Governo do Rio solicita falência da Refit por dívida fiscal de R$ 25,7 bilhões
Pedido destaca riscos à arrecadação e concorrência no setor de combustíveis.
Por Juan Carlos · 13 de ago. de 2026, 07:47

Governo do Rio pede falência da Refit por dívida bilionária
O **Governo do Estado do Rio de Janeiro** protocolou nesta quarta-feira (5) um pedido na Justiça para converter a recuperação judicial do grupo Fit, controlador da refinaria **Refit**, em processo de falência. O motivo central é o acúmulo de dívidas tributárias, que já somam cerca de **R$ 25,7 bilhões**, além de queda nas receitas e custos operacionais elevados, elementos que, segundo o Estado, indicam perda de viabilidade econômica.

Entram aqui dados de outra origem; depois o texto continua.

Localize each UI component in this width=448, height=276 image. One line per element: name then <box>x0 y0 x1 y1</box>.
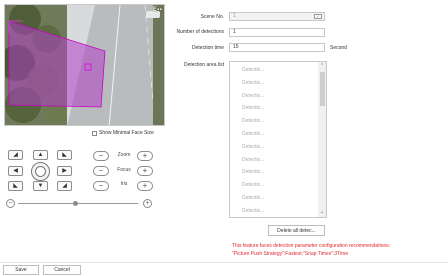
arrow-down-icon: ▼ <box>37 183 44 189</box>
plus-icon: + <box>142 166 148 175</box>
cancel-button[interactable]: Cancel <box>43 265 81 275</box>
focus-label: Focus <box>117 167 131 173</box>
time-unit: Second <box>330 45 347 51</box>
list-item[interactable]: Detectio... <box>242 144 265 150</box>
arrow-up-left-icon: ◢ <box>13 152 18 158</box>
list-scroll-thumb[interactable] <box>320 72 325 106</box>
ptz-down-left-button[interactable]: ◣ <box>8 181 23 191</box>
show-min-face-label: Show Minimal Face Size <box>99 130 154 136</box>
camera-scene <box>5 5 164 125</box>
list-item[interactable]: Detectio... <box>242 208 265 214</box>
list-item[interactable]: Detectio... <box>242 105 265 111</box>
ptz-down-button[interactable]: ▼ <box>33 181 48 191</box>
scroll-up-icon[interactable]: ⌃ <box>319 64 325 69</box>
chevron-down-icon: ✓ <box>314 14 322 19</box>
ptz-up-button[interactable]: ▲ <box>33 150 48 160</box>
footer-divider <box>0 262 448 263</box>
plus-icon: + <box>142 181 148 190</box>
scroll-down-icon[interactable]: ⌄ <box>319 210 325 215</box>
osd-label: E▪▪ <box>152 7 162 13</box>
list-item[interactable]: Detectio... <box>242 67 265 73</box>
ptz-down-right-button[interactable]: ◢ <box>57 181 72 191</box>
focus-near-button[interactable]: − <box>93 166 109 176</box>
list-item[interactable]: Detectio... <box>242 131 265 137</box>
list-item[interactable]: Detectio... <box>242 182 265 188</box>
minus-icon: − <box>98 166 104 175</box>
scene-select[interactable]: 1 ✓ <box>229 12 325 21</box>
arrow-up-right-icon: ◣ <box>62 152 67 158</box>
detections-input[interactable]: 1 <box>229 28 325 37</box>
minus-icon: − <box>98 151 104 160</box>
speed-slider-thumb[interactable] <box>73 201 79 206</box>
minus-icon: − <box>98 181 104 190</box>
area-list-label: Detection area list <box>183 62 224 68</box>
list-item[interactable]: Detectio... <box>242 195 265 201</box>
list-item[interactable]: Detectio... <box>242 118 265 124</box>
focus-far-button[interactable]: + <box>137 166 153 176</box>
show-min-face-toggle[interactable]: Show Minimal Face Size <box>92 130 154 136</box>
zoom-label: Zoom <box>117 152 131 158</box>
arrow-down-left-icon: ◣ <box>13 183 18 189</box>
ptz-up-right-button[interactable]: ◣ <box>57 150 72 160</box>
scene-label: Scene No. <box>200 14 224 20</box>
iris-open-button[interactable]: + <box>137 181 153 191</box>
time-label: Detection time <box>192 45 224 51</box>
speed-decrease-icon[interactable]: − <box>6 199 15 208</box>
ptz-right-button[interactable]: ▶ <box>57 166 72 176</box>
list-scrollbar[interactable]: ⌃ ⌄ <box>318 62 326 217</box>
detection-area-list[interactable]: Detectio... Detectio... Detectio... Detecti… <box>229 61 327 218</box>
arrow-up-icon: ▲ <box>37 152 44 158</box>
recommendation-detail: "Picture Push Strategy":Fastest;"Snap Ti… <box>232 251 349 257</box>
zoom-in-button[interactable]: + <box>137 151 153 161</box>
arrow-down-right-icon: ◢ <box>62 183 67 189</box>
list-item[interactable]: Detectio... <box>242 169 265 175</box>
list-item[interactable]: Detectio... <box>242 93 265 99</box>
save-button[interactable]: Save <box>3 265 39 275</box>
iris-label: Iris <box>120 181 128 187</box>
list-item[interactable]: Detectio... <box>242 80 265 86</box>
delete-all-button[interactable]: Delete all detec... <box>268 225 325 236</box>
list-item[interactable]: Detectio... <box>242 157 265 163</box>
detections-label: Number of detections <box>176 29 224 35</box>
video-preview[interactable]: E▪▪ <box>4 4 165 126</box>
ptz-center-button[interactable] <box>31 162 50 181</box>
zoom-out-button[interactable]: − <box>93 151 109 161</box>
minus-icon: − <box>8 200 13 207</box>
speed-increase-icon[interactable]: + <box>143 199 152 208</box>
plus-icon: + <box>145 200 150 207</box>
time-input[interactable]: 15 <box>229 43 325 52</box>
arrow-left-icon: ◀ <box>13 168 18 174</box>
iris-close-button[interactable]: − <box>93 181 109 191</box>
ptz-left-button[interactable]: ◀ <box>8 166 23 176</box>
plus-icon: + <box>142 151 148 160</box>
recommendation-note: This feature faces detection parameter c… <box>232 243 391 249</box>
show-min-face-checkbox[interactable] <box>92 130 97 136</box>
arrow-right-icon: ▶ <box>62 168 67 174</box>
ptz-up-left-button[interactable]: ◢ <box>8 150 23 160</box>
scene-value: 1 <box>233 13 236 19</box>
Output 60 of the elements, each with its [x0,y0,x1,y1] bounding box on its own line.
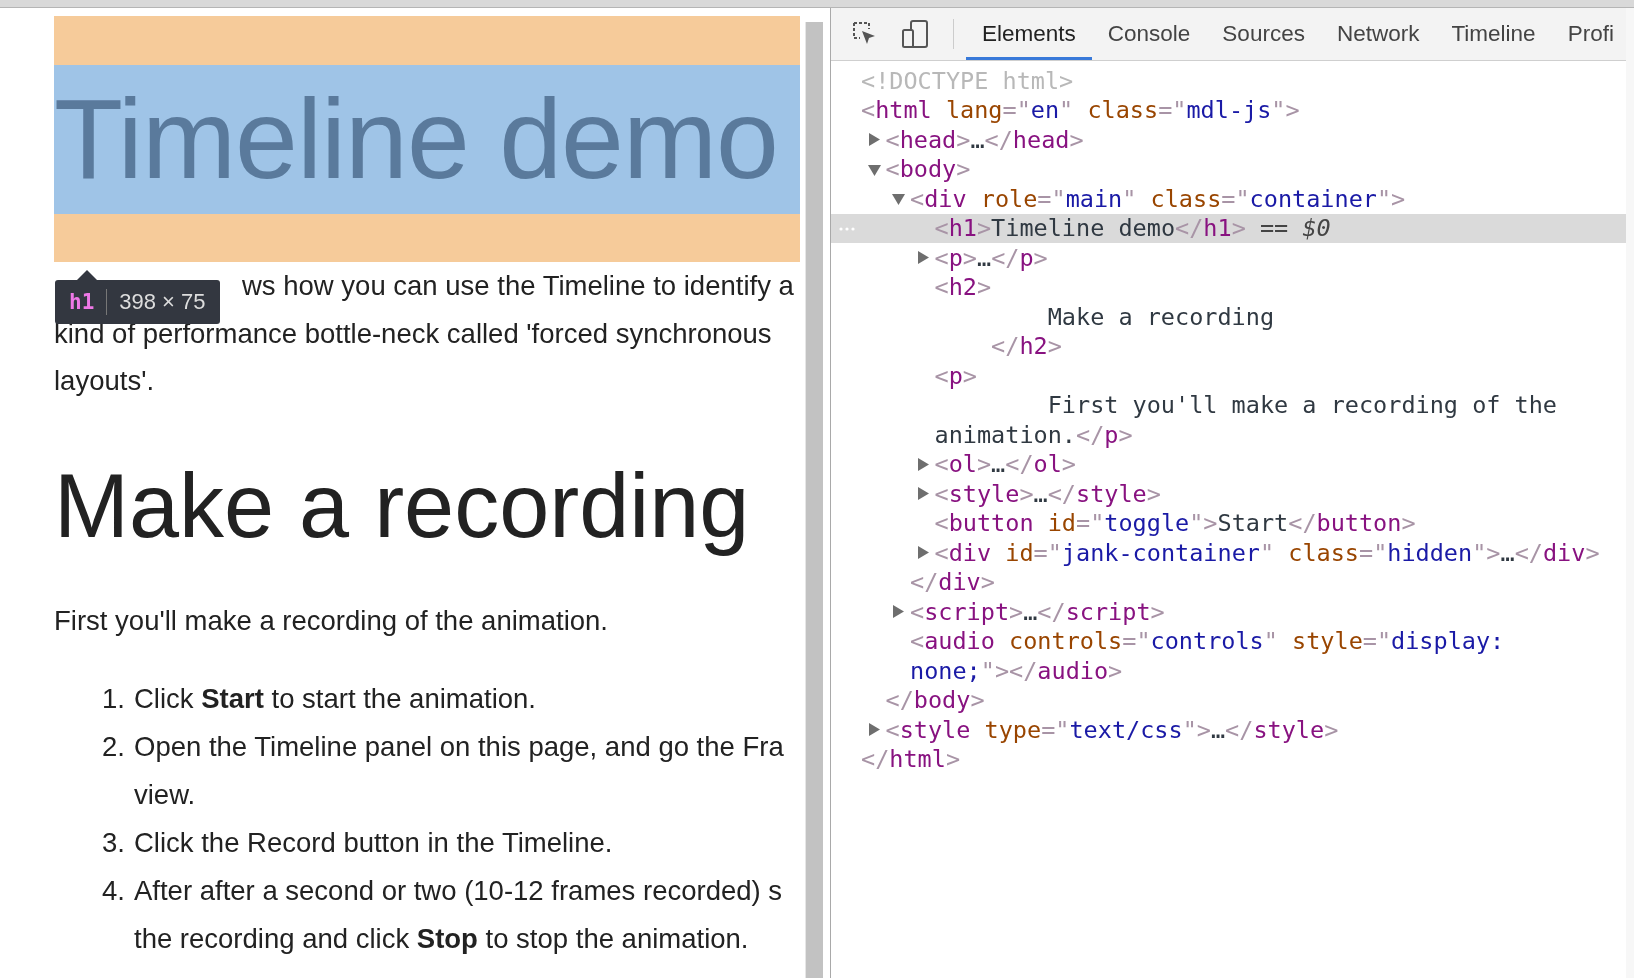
step-text: After after a second or two (10-12 frames recorded) s [134,874,783,908]
scrollbar[interactable] [805,22,823,978]
code-line: </h2> [990,332,1062,361]
expand-arrow-icon[interactable] [916,457,930,471]
code-line: </html> [861,745,961,774]
step-number: 2. [101,730,125,764]
code-line: </body> [885,686,985,715]
expand-arrow-icon[interactable] [916,487,930,501]
step-text: view. [134,778,196,812]
code-line: <style>…</style> [934,479,1161,508]
paragraph-line: ws how you can use the Timeline to identify a [242,269,794,303]
code-line: Make a recording [1046,302,1275,331]
code-line: none;"></audio> [910,656,1123,685]
expand-arrow-icon[interactable] [916,546,930,560]
paragraph-line: kind of performance bottle-neck called 'forced synchronous [54,316,772,351]
collapse-arrow-icon[interactable] [867,162,881,176]
collapse-arrow-icon[interactable] [892,192,905,206]
expand-arrow-icon[interactable] [916,251,930,265]
code-line: <body> [885,155,971,184]
step-text: Click the Record button in the Timeline. [134,826,613,860]
device-icon[interactable] [901,19,931,49]
step-text: Click Start to start the animation. [134,682,536,716]
code-line: <h2> [934,273,992,302]
code-line: <button id="toggle">Start</button> [934,509,1416,538]
code-line: <!DOCTYPE html> [861,66,1074,95]
panel-tab[interactable]: Console [1091,8,1207,60]
paragraph: First you'll make a recording of the animation. [54,603,609,638]
expand-arrow-icon[interactable] [867,723,881,737]
code-line: </div> [910,568,995,597]
code-line: First you'll make a recording of the [1046,391,1558,420]
tag-label: h1 [69,290,95,314]
step-number: 4. [101,874,125,908]
step-text: the recording and click Stop to stop the animation. [134,922,749,956]
code-line: <head>…</head> [885,125,1084,154]
page-heading: Timeline demo [54,65,800,214]
code-line: <style type="text/css">…</style> [885,715,1339,744]
selected-row[interactable]: <h1>Timeline demo</h1> == $0 [831,213,1626,243]
code-line: animation.</p> [934,420,1133,449]
section-heading: Make a recording [54,455,751,556]
size-label: 398 × 75 [119,289,206,315]
code-line: <p> [934,361,977,390]
code-line: <h1>Timeline demo</h1> == $0 [934,214,1331,243]
step-text: Open the Timeline panel on this page, and go the Fra [134,730,784,764]
code-line: <div id="jank-container" class="hidden">…</div> [934,538,1600,567]
code-line: <ol>…</ol> [934,450,1076,479]
step-number: 3. [101,826,125,860]
code-line: <script>…</script> [910,597,1165,626]
panel-tab[interactable]: Profi [1551,8,1626,60]
step-number: 1. [101,682,125,716]
expand-arrow-icon[interactable] [867,133,881,147]
panel-tab[interactable]: Elements [966,8,1092,60]
panel-tab[interactable]: Sources [1206,8,1321,60]
expand-arrow-icon[interactable] [892,605,905,619]
code-line: <div role="main" class="container"> [910,184,1406,213]
paragraph-line: layouts'. [54,364,155,398]
panel-tab[interactable]: Network [1320,8,1436,60]
panel-tab[interactable]: Timeline [1435,8,1552,60]
code-line: <p>…</p> [934,243,1048,272]
code-line: <audio controls="controls" style="display: [910,627,1505,656]
code-line: <html lang="en" class="mdl-js"> [861,96,1300,125]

Contexto do pedido e argumentos do Estado
A solicitação, feita pela **Procuradoria-Geral do Estado do Rio de Janeiro (PGE-RJ)**, argumenta que a manutenção da recuperação judicial, iniciada há dez anos, apenas prolonga a situação de insolvência da empresa. O grupo Fit é apontado como o maior devedor contumaz do país. Entre os pontos destacados pelo governo estadual estão:
- Descumprimento de um acordo de parcelamento de débitos tributários por mais de noventa dias;
- Acúmulo de R$ 1,8 bilhão em novas dívidas desde o acordo;
- Impacto negativo sobre a arrecadação pública e a concorrência do setor.
A PGE afirma que a conversão do processo em falência permitiria uma administração mais eficiente dos ativos da empresa, promovendo a venda organizada dos bens, o que poderia ajudar a manter empregos e preservar a atividade econômica.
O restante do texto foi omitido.